THE manufacturing sector’s contribution to the Zimbabwean economy drastically dropped to 9% in 2023 from an all-time peak of nearly 25%




THE manufacturing sector’s contribution to the Zimbabwean economy drastically dropped to 9% in 2023 from an all-time peak of nearly 25% as the southern African nation’s industry becomes less competitive regionally, The NewsHawks has established.

Once regarded as one of the most diversified economies on the continent, Zimbabwe’s manufacturing has since the turn of the millennium suffered massive de-industrialisation as most businesses failed to retool due to costly borrowing, among other factors.

Experts say Zimbabwe’s economy recorded accelerated de-industrialisation in the past 30 years, blighting any prospects of making the country competitive in the region, as massive closure of major manufacturing companies relegated the country to an industrial wasteland.

Busisa Moyo, chairperson of Confederation of Zimbabwe Industries membership committee, recently told delegates that the country requires policy which stimulates growth of the manufacturing sector, promotes growth and reverses de-industrialisation.

“The manufacturing contribution to GDP has fallen from 23% in the 1980-1989 period to 9% in 2023. How do we begin the journey back to 25% or US$10 billion?” Moyo asked.

He said the sector is facing competitiveness challenges due to the cost of doing business, limited (unstructured and unprogrammed) linkages with mining and agriculture and so many build-ups in “competitiveness”.

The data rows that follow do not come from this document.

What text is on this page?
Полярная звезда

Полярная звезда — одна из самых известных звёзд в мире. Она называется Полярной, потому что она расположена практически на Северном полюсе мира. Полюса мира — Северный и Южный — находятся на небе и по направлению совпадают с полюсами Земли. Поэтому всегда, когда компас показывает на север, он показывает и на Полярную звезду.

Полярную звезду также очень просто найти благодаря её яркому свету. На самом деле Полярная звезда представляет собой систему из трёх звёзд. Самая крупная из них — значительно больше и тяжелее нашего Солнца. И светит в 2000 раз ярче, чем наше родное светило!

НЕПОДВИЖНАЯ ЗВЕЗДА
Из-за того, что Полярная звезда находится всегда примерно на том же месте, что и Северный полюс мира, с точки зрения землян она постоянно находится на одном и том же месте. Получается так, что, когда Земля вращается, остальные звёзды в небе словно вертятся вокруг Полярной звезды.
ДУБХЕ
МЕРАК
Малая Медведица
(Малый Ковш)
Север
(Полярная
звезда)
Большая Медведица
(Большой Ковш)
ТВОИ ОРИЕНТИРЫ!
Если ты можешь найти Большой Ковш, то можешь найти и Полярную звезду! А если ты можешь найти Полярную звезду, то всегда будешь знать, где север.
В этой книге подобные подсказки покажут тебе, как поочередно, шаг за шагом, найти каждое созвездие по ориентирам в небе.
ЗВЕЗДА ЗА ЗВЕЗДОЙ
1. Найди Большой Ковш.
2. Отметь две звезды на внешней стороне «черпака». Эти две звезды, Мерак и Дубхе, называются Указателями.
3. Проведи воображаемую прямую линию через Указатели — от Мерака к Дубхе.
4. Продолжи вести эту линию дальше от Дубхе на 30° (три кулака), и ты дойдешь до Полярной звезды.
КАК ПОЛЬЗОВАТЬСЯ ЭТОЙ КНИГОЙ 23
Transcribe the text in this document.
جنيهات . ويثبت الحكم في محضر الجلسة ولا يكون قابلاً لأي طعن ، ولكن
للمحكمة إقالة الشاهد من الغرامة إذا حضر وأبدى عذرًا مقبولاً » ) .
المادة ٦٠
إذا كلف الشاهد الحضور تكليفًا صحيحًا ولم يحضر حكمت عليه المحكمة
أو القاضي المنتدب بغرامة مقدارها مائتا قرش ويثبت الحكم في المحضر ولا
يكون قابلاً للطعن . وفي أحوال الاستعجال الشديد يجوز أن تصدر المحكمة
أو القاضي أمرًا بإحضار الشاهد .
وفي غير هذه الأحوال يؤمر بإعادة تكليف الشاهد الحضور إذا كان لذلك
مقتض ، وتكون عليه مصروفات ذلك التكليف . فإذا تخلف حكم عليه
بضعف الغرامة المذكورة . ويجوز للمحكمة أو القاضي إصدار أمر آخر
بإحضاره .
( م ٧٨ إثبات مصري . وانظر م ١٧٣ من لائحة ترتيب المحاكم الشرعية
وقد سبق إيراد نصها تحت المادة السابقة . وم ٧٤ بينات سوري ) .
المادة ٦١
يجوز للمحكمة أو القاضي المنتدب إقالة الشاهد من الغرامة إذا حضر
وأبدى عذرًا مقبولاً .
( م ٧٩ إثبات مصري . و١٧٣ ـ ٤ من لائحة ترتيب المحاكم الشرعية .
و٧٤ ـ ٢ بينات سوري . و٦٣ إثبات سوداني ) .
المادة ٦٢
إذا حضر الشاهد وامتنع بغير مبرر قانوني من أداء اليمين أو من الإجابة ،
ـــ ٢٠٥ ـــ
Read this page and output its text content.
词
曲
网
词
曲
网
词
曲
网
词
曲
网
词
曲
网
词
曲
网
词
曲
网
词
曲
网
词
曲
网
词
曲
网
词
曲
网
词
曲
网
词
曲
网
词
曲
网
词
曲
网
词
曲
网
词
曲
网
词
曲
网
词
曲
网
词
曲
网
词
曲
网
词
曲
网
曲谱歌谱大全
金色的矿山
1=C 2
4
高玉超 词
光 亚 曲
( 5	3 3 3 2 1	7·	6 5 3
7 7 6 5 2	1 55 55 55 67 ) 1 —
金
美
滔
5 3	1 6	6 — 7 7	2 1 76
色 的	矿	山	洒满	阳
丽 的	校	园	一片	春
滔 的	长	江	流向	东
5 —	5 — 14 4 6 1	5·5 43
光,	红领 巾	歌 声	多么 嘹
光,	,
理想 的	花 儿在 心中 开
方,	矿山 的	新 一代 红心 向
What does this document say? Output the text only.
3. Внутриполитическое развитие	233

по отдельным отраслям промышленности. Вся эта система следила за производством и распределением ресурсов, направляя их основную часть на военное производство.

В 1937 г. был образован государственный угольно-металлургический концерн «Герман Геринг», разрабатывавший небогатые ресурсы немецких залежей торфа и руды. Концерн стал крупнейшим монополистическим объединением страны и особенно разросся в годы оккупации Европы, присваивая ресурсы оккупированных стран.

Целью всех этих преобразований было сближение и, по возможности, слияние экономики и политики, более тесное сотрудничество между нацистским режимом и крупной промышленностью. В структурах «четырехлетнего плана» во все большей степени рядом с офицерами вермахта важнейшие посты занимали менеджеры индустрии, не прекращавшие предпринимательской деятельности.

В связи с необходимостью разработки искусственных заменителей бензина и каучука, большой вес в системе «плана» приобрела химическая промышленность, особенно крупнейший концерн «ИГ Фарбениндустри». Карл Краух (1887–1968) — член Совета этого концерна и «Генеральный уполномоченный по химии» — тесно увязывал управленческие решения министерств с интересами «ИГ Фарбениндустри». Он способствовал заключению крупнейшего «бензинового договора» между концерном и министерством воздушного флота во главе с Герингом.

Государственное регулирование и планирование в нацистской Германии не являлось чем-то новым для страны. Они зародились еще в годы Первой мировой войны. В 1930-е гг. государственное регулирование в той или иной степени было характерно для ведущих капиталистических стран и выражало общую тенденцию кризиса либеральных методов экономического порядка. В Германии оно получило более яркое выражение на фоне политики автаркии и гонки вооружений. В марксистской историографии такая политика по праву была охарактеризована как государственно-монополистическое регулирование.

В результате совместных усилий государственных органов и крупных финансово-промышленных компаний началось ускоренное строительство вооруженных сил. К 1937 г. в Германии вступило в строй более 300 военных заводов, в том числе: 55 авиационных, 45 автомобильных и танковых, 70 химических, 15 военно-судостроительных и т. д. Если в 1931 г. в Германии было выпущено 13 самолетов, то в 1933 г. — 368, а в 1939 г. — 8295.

World Bank country chief economist Victor Steenbergen said despite facing several structural challenges, the country’s manufacturing sector is set to be one of the major beneficiaries of the African Continental Free Trade Area (AfCFTA).

“Zimbabwe public debt in LIEs [lower income economies] has risen and vulnerabilities remain high in one of the biggest potential beneficiaries of AfCFTA with +14.8% to GDP growth,” he said.

AfCFTA benefits for Zimbabwe, he added, arise mostly from trade facilitation and foreign direct investments.

The AfCFTA will link 54 countries with 1.3 billion people and a combined potential GDP of US$3.4 trillion into one market.

Tariffs are cut progressively giving least developed countries (LDCs) more time to meet targets than non-LDC countries. LDCs will achieve full liberalisation by 2034, while non-LDC countries will meet their target by 2031.

According to the World Bank, in the early 2000s, Zimbabwe used to introduce 600 new products in the export basket.

The rate of discovery (exports of previously un-exported products), however, has been declining and in 2019 it dropped to just five.